The proposal will double the estate tax exemption to roughly $11 million, from $5.49 million, meaning families can avoid paying taxes on large inheritance. And it eventually repeals the estate tax altogether, phasing it out entirely in six years.
Business groups that include large multinationals praised the bill effusively for lowering corporate rates permanently and sharply, and for overhauling the international tax system.
For the first time, the United States is proposing to effectively levy a global minimum tax of 10 percent, which would apply to income that high-profit subsidiaries of American companies earn anywhere in the world. The effort is aimed at preventing companies from shifting profits abroad and grabbing back some of the tax revenue on income earned overseas. Those profits are currently not taxed until they are returned to the United States, giving companies an incentive to keep that money offshore since they are taxed at the current corporate tax rate of 35 percent.
The White House has said more than $2.5 trillion in American profits are held offshore.
The bill would force companies to pay a one-time 12 percent tax on liquid assets held overseas, like cash. The tax, which is reduced from the current 35 percent tax rate, would be payable over eight years. For illiquid assets, like equipment or property, the tax rate would be 5 percent.
It would also force American subsidiaries of foreign-owned companies to pay a 20 percent excise tax on any payments sent back to foreign affiliates.
Neil Bradley, the chief policy officer at the U.S. Chamber of Commerce, called the bill a “home run” for economic growth and warned other groups against blocking it. “Everyone’s going to look at this and find something they don’t like,” Mr. Bradley said. “So they are going to have to decide? Am I going to help get this done?”
Among those less sanguine about the bill are small businesses, which said the bill does not go far enough to help them reduce their tax burden. Republicans stuck to their promise of lowering the tax rate for “pass through” businesses to 25 percent. But to prevent the rate from becoming a loophole for all sorts of individuals, tax writers have created a formula they say will ensure that business owners will pay a higher individual tax rate on income that they receive as wages.

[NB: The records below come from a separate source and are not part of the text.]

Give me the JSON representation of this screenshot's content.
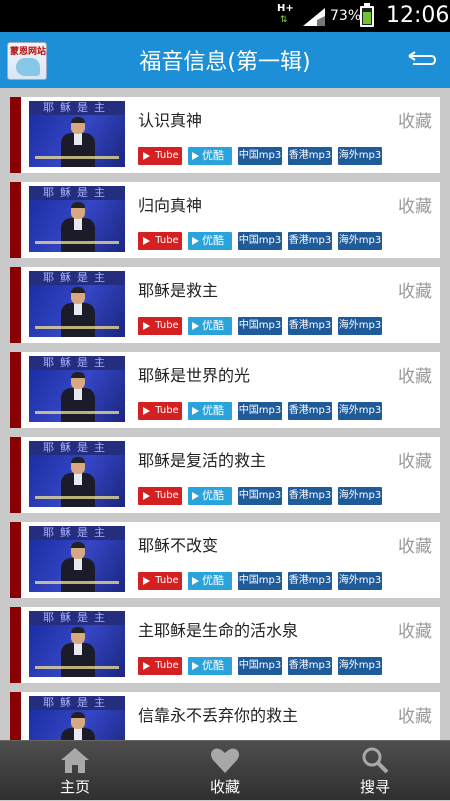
{
  "status": {
    "network": "H+",
    "battery_pct": "73%",
    "battery_level": 0.73,
    "time": "12:06"
  },
  "header": {
    "logo_text": "蒙恩网站",
    "title": "福音信息(第一辑)",
    "back_icon": "back-arrow-icon"
  },
  "buttons": {
    "youtube": "Tube",
    "youku": "优酷",
    "mp3_china": "中国mp3",
    "mp3_hk": "香港mp3",
    "mp3_overseas": "海外mp3"
  },
  "items": [
    {
      "title": "认识真神",
      "fav": "收藏",
      "thumb_banner": "耶稣是主"
    },
    {
      "title": "归向真神",
      "fav": "收藏",
      "thumb_banner": "耶稣是主"
    },
    {
      "title": "耶稣是救主",
      "fav": "收藏",
      "thumb_banner": "耶稣是主"
    },
    {
      "title": "耶稣是世界的光",
      "fav": "收藏",
      "thumb_banner": "耶稣是主"
    },
    {
      "title": "耶稣是复活的救主",
      "fav": "收藏",
      "thumb_banner": "耶稣是主"
    },
    {
      "title": "耶稣不改变",
      "fav": "收藏",
      "thumb_banner": "耶稣是主"
    },
    {
      "title": "主耶稣是生命的活水泉",
      "fav": "收藏",
      "thumb_banner": "耶稣是主"
    },
    {
      "title": "信靠永不丢弃你的救主",
      "fav": "收藏",
      "thumb_banner": "耶稣是主"
    }
  ],
  "tabs": [
    {
      "label": "主页",
      "icon": "home-icon"
    },
    {
      "label": "收藏",
      "icon": "heart-icon"
    },
    {
      "label": "搜寻",
      "icon": "search-icon"
    }
  ],
  "colors": {
    "accent": "#1d8fd6",
    "card_stripe": "#8a0000",
    "youtube_red": "#d42020",
    "youku_blue": "#2aa3dc",
    "mp3_blue": "#1f5a99"
  }
}
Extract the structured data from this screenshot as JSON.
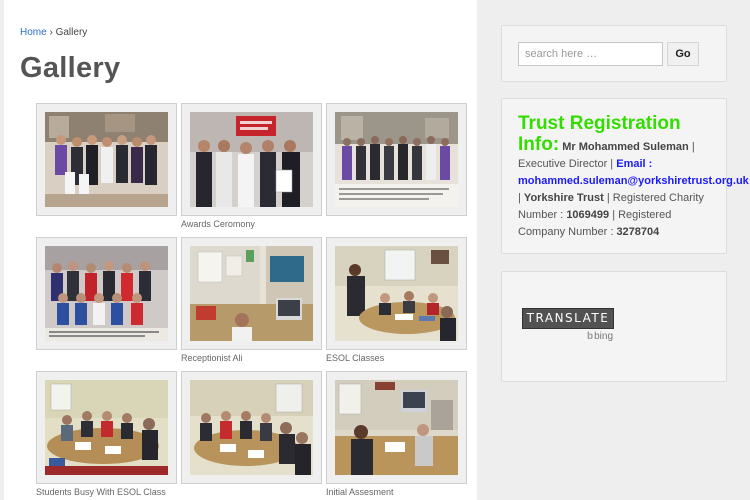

The formula would be applied based on the circumstances of the business.
That provision is not enough to satisfy the National Federation of Independent Business, which said in a statement it is “unable to support the House tax reform plan in its current form.”
Placing even more pressure on lawmakers, the Peter G. Peterson Foundation is planning to spend $6 million on a nationwide ad campaign, including a TV commercial, that warns against a tax plan that adds to the national debt.
The message of the campaign is that overhauling the tax code “should grow the economy, not the debt,” said Michael A. Peterson, the president and chief executive of the foundation, which advocates reining in federal budget deficits.